Language: "shipped", not "graduated". The leaderboard shows multiple
dimensions (commits, streak, types used, badges) — not a single ranking.
**Decision: named content badges**
Examples: governance_nerd, process_architect, deep_reader. These are seeded
at startup, not user-generated. See data-model.md for badge schema.
---
### R42 chatbot
**Decision: functional only, no personality**
R42 answers questions grounded in the KB. It does not have a defined persona,
tone, or name story beyond the label R42.
**Decision: stateless per session**
No chat history is persisted between sessions. This avoids privacy complexity
and keeps the implementation simple.
**Decision: internal KB scope only**
R42 cannot search external sources. If a question cannot be answered from the
KB, R42 says so explicitly.
**Decision: context-weighted retrieval**
R42 knows the employee's current curriculum week. Retrieval boosts chunks
from the current week's Theme. General KB questions are not restricted.
**Decision: always cites source Topic**
Every R42 response includes the Topic title(s) its answer draws from.
**Decision: Haiku 4.5 for R42, Sonnet 4 for generation**
Low latency matters for chat. The retrieval layer compensates for Haiku's
smaller knowledge base. Sonnet 4 is reserved for generation tasks where
structure and quality matter more than speed.
---
### Infrastructure
**Decision: PocketBase as primary backend**
Auth, file storage, structured data, and admin UI in one binary. SQLite is
sufficient for ~150 users. No PostgreSQL needed at this scale.
**Decision: Qdrant for vector storage**
Separate Docker container. Keeps vector operations out of SQLite.
pgvector was rejected — adding Postgres just for vectors is unnecessary overhead.
**Decision: Next.js 14 PWA for frontend**
Single codebase for admin and employee app. PWA covers mobile without a native
app. Learning platforms do not require native device APIs.
**Decision: five discrete backend services**
Ingestion, generation, curriculum, chat, progress.

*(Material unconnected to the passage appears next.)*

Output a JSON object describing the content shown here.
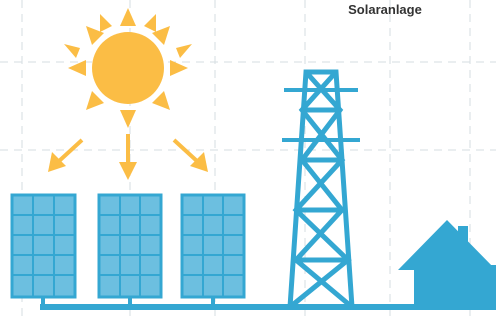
{
  "title": "Solaranlage"
}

Each is a separate Fastify
service with its own port and responsibility. They do not call each other
directly — they read/write shared PocketBase collections.

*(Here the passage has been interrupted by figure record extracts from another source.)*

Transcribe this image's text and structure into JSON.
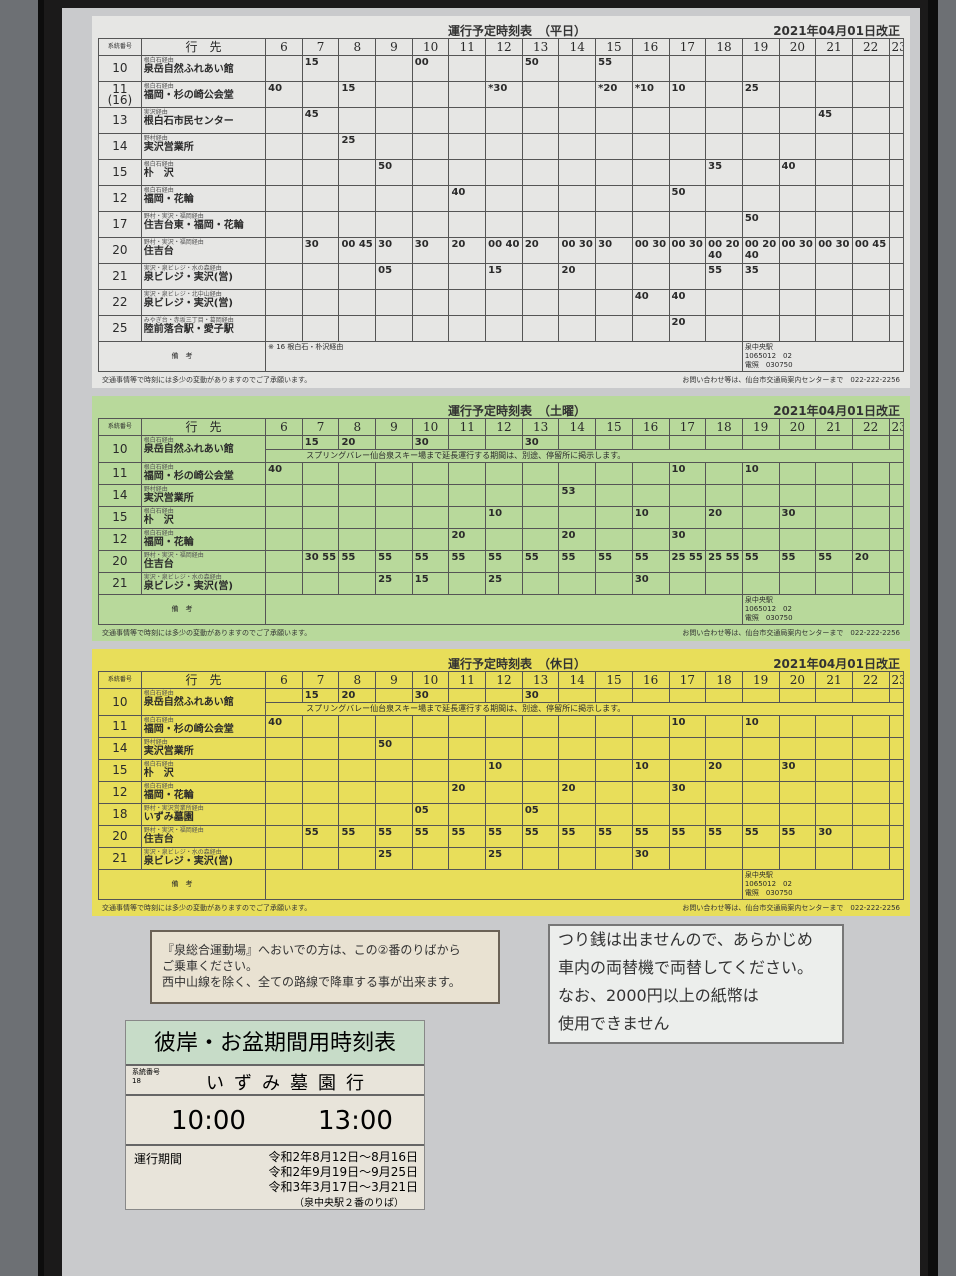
{
  "hours": [
    "6",
    "7",
    "8",
    "9",
    "10",
    "11",
    "12",
    "13",
    "14",
    "15",
    "16",
    "17",
    "18",
    "19",
    "20",
    "21",
    "22",
    "23"
  ],
  "col_route": "系統番号",
  "col_dest": "行　先",
  "tables": [
    {
      "id": "wk",
      "title": "運行予定時刻表　（平日）",
      "revised": "2021年04月01日改正",
      "remarks_label": "備　考",
      "remarks": "※ 16 根白石・朴沢経由",
      "station": "泉中央駅",
      "code": "1065012　02",
      "light": "電照　030750",
      "rows": [
        {
          "route": "10",
          "via": "根白石経由",
          "dest": "泉岳自然ふれあい館",
          "t": {
            "7": "15",
            "10": "00",
            "13": "50",
            "15": "55"
          }
        },
        {
          "route": "11 (16)",
          "via": "根白石経由",
          "dest": "福岡・杉の崎公会堂",
          "t": {
            "6": "40",
            "8": "15",
            "12": "*30",
            "15": "*20",
            "16": "*10",
            "17": "10",
            "19": "25"
          }
        },
        {
          "route": "13",
          "via": "実沢経由",
          "dest": "根白石市民センター",
          "t": {
            "7": "45",
            "21": "45"
          }
        },
        {
          "route": "14",
          "via": "野村経由",
          "dest": "実沢営業所",
          "t": {
            "8": "25"
          }
        },
        {
          "route": "15",
          "via": "根白石経由",
          "dest": "朴　沢",
          "t": {
            "9": "50",
            "18": "35",
            "20": "40"
          }
        },
        {
          "route": "12",
          "via": "根白石経由",
          "dest": "福岡・花輪",
          "t": {
            "11": "40",
            "17": "50"
          }
        },
        {
          "route": "17",
          "via": "野村・実沢・福岡経由",
          "dest": "住吉台東・福岡・花輪",
          "t": {
            "19": "50"
          }
        },
        {
          "route": "20",
          "via": "野村・実沢・福岡経由",
          "dest": "住吉台",
          "t": {
            "7": "30",
            "8": "00 45",
            "9": "30",
            "10": "30",
            "11": "20",
            "12": "00 40",
            "13": "20",
            "14": "00 30",
            "15": "30",
            "16": "00 30",
            "17": "00 30",
            "18": "00 20 40",
            "19": "00 20 40",
            "20": "00 30",
            "21": "00 30",
            "22": "00 45"
          }
        },
        {
          "route": "21",
          "via": "実沢・泉ビレジ・水の森経由",
          "dest": "泉ビレジ・実沢(営)",
          "t": {
            "9": "05",
            "12": "15",
            "14": "20",
            "18": "55",
            "19": "35"
          }
        },
        {
          "route": "22",
          "via": "実沢・泉ビレジ・北中山経由",
          "dest": "泉ビレジ・実沢(営)",
          "t": {
            "16": "40",
            "17": "40"
          }
        },
        {
          "route": "25",
          "via": "みやぎ台・赤坂三丁目・葛岡経由",
          "dest": "陸前落合駅・愛子駅",
          "t": {
            "17": "20"
          }
        }
      ],
      "foot_left": "交通事情等で時刻には多少の変動がありますのでご了承願います。",
      "foot_right": "お問い合わせ等は、仙台市交通局案内センターまで　022-222-2256"
    },
    {
      "id": "sat",
      "title": "運行予定時刻表　（土曜）",
      "revised": "2021年04月01日改正",
      "remarks_label": "備　考",
      "remarks": "",
      "station": "泉中央駅",
      "code": "1065012　02",
      "light": "電照　030750",
      "note": "スプリングバレー仙台泉スキー場まで延長運行する期間は、別途、停留所に掲示します。",
      "rows": [
        {
          "route": "10",
          "via": "根白石経由",
          "dest": "泉岳自然ふれあい館",
          "t": {
            "7": "15",
            "8": "20",
            "10": "30",
            "13": "30"
          },
          "note": true
        },
        {
          "route": "11",
          "via": "根白石経由",
          "dest": "福岡・杉の崎公会堂",
          "t": {
            "6": "40",
            "17": "10",
            "19": "10"
          }
        },
        {
          "route": "14",
          "via": "野村経由",
          "dest": "実沢営業所",
          "t": {
            "14": "53"
          }
        },
        {
          "route": "15",
          "via": "根白石経由",
          "dest": "朴　沢",
          "t": {
            "12": "10",
            "16": "10",
            "18": "20",
            "20": "30"
          }
        },
        {
          "route": "12",
          "via": "根白石経由",
          "dest": "福岡・花輪",
          "t": {
            "11": "20",
            "14": "20",
            "17": "30"
          }
        },
        {
          "route": "20",
          "via": "野村・実沢・福岡経由",
          "dest": "住吉台",
          "t": {
            "7": "30 55",
            "8": "55",
            "9": "55",
            "10": "55",
            "11": "55",
            "12": "55",
            "13": "55",
            "14": "55",
            "15": "55",
            "16": "55",
            "17": "25 55",
            "18": "25 55",
            "19": "55",
            "20": "55",
            "21": "55",
            "22": "20"
          }
        },
        {
          "route": "21",
          "via": "実沢・泉ビレジ・水の森経由",
          "dest": "泉ビレジ・実沢(営)",
          "t": {
            "9": "25",
            "10": "15",
            "12": "25",
            "16": "30"
          }
        }
      ],
      "foot_left": "交通事情等で時刻には多少の変動がありますのでご了承願います。",
      "foot_right": "お問い合わせ等は、仙台市交通局案内センターまで　022-222-2256"
    },
    {
      "id": "hol",
      "title": "運行予定時刻表　（休日）",
      "revised": "2021年04月01日改正",
      "remarks_label": "備　考",
      "remarks": "",
      "station": "泉中央駅",
      "code": "1065012　02",
      "light": "電照　030750",
      "note": "スプリングバレー仙台泉スキー場まで延長運行する期間は、別途、停留所に掲示します。",
      "rows": [
        {
          "route": "10",
          "via": "根白石経由",
          "dest": "泉岳自然ふれあい館",
          "t": {
            "7": "15",
            "8": "20",
            "10": "30",
            "13": "30"
          },
          "note": true
        },
        {
          "route": "11",
          "via": "根白石経由",
          "dest": "福岡・杉の崎公会堂",
          "t": {
            "6": "40",
            "17": "10",
            "19": "10"
          }
        },
        {
          "route": "14",
          "via": "野村経由",
          "dest": "実沢営業所",
          "t": {
            "9": "50"
          }
        },
        {
          "route": "15",
          "via": "根白石経由",
          "dest": "朴　沢",
          "t": {
            "12": "10",
            "16": "10",
            "18": "20",
            "20": "30"
          }
        },
        {
          "route": "12",
          "via": "根白石経由",
          "dest": "福岡・花輪",
          "t": {
            "11": "20",
            "14": "20",
            "17": "30"
          }
        },
        {
          "route": "18",
          "via": "野村・実沢営業所経由",
          "dest": "いずみ墓園",
          "t": {
            "10": "05",
            "13": "05"
          }
        },
        {
          "route": "20",
          "via": "野村・実沢・福岡経由",
          "dest": "住吉台",
          "t": {
            "7": "55",
            "8": "55",
            "9": "55",
            "10": "55",
            "11": "55",
            "12": "55",
            "13": "55",
            "14": "55",
            "15": "55",
            "16": "55",
            "17": "55",
            "18": "55",
            "19": "55",
            "20": "55",
            "21": "30"
          }
        },
        {
          "route": "21",
          "via": "実沢・泉ビレジ・水の森経由",
          "dest": "泉ビレジ・実沢(営)",
          "t": {
            "9": "25",
            "12": "25",
            "16": "30"
          }
        }
      ],
      "foot_left": "交通事情等で時刻には多少の変動がありますのでご了承願います。",
      "foot_right": "お問い合わせ等は、仙台市交通局案内センターまで　022-222-2256"
    }
  ],
  "notice1": [
    "『泉総合運動場』へおいでの方は、この②番のりばから",
    "ご乗車ください。",
    "西中山線を除く、全ての路線で降車する事が出来ます。"
  ],
  "notice2": [
    "つり銭は出ませんので、あらかじめ",
    "車内の両替機で両替してください。",
    "なお、2000円以上の紙幣は",
    "使用できません"
  ],
  "higan": {
    "title": "彼岸・お盆期間用時刻表",
    "route_label": "系統番号",
    "route": "18",
    "dest": "いずみ墓園行",
    "times": [
      "10:00",
      "13:00"
    ],
    "period_label": "運行期間",
    "periods": [
      "令和2年8月12日～8月16日",
      "令和2年9月19日～9月25日",
      "令和3年3月17日～3月21日"
    ],
    "stop": "（泉中央駅２番のりば）"
  }
}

**Decision: PDF parsing starts with pdf-parse (Node.js)**
Switch to pdfplumber Python sidecar only if pdf-parse quality is insufficient
for actual source documents. Do not over-engineer the extraction layer upfront.
---
## What is not yet specced
The following spec files still need to be written before their phases begin:
- /docs/generation-spec.md — micro learning generation service
- /docs/curriculum-spec.md — curriculum generator + versioning
- /docs/r42-spec.md — chat service
- /docs/gamification-spec.md — progress service + gamification mechanics
- /docs/frontend-spec.md — employee app, admin app, PWA config
Do not begin a phase without its spec file. Flag the gap if you reach it.
---
## Source of truth hierarchy
When sources conflict, resolve in this order:
1. This handover document (rationale and decisions)
2. The relevant spec file (implementation detail)
3. data-model.md (schema is authoritative)
4. architecture.md (system structure)
Do not use legacy/ code as a source of truth for anything.